“Le baiser à retardement de l’éternité”
La véritable mutation du langage n’a rien de scientifique. Elle appelle le recueillement afin de sortir de soi pour marquer par le sceau de la chair une création habitée de la gloire d’un dieu dont l’approche crée une sorte de plaisir intense et presque érotique qui ferait de lui non seulement un maître mais un dieu vivant.
Dans cet élément du triptyque des Cercles intérieurs, Biscarrat ne fait du langage ni un simple instrument ni une pure transparence. Cela est bien plus large que la création d’un nouveau genre littéraire.
Le langage est placé dans une perspective ascensionnelle pour se rejoindre dans le rapport au monde en un processus sacré.
Sous forme d’ode, une vérité travaille et ce, loin des théorie de l’intertexte.
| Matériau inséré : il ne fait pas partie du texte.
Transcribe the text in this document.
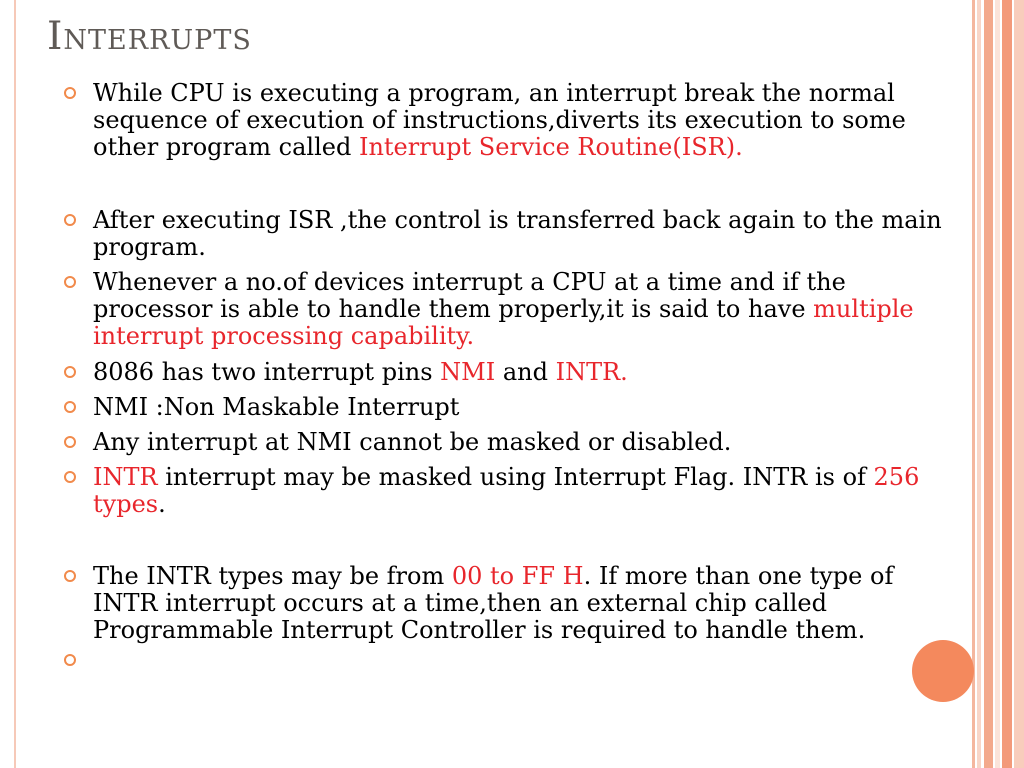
Interrupts
While CPU is executing a program, an interrupt break the normal sequence of execution of instructions,diverts its execution to some other program called Interrupt Service Routine(ISR).
After executing ISR ,the control is transferred back again to the main program.
Whenever a no.of devices interrupt a CPU at a time and if the processor is able to handle them properly,it is said to have multiple interrupt processing capability.
8086 has two interrupt pins NMI and INTR.
NMI :Non Maskable Interrupt
Any interrupt at NMI cannot be masked or disabled.
INTR interrupt may be masked using Interrupt Flag. INTR is of 256 types.
The INTR types may be from 00 to FF H. If more than one type of INTR interrupt occurs at a time,then an external chip called Programmable Interrupt Controller is required to handle them.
Biscarrat émancipe le statut de l’écrit pour nous rapprocher de la société des hommes célestes où ils deviennent des dieux qui se tiennent en retrait mais n’ignorent pas les complexions physiques.
D’où ici la connotation des sens, des vibrations physiques et sémantiques dont la signifiance, contrairement à la signification, ne saurait donc se réduire à la communication, à la représentation, à l’expression.
Elle place le sujet (de l’écrivain au lecteur) dans le texte, non comme une projection, fût-elle fantasmatique (il n’y a pas « transport » d’un sujet constitué), mais comme une perte (au sens que ce mot peut avoir en spéléologie) : d’où son identification à la jouissance.
C’est donc bien via le concept de signifiance que le texte devient sacralement “érotique”.
jean-paul gavard-perret
Thibault Biscarrat, Cercles Intérieurs, Conspiration Editions, janvier 2023, 94 p. — 9,00 €.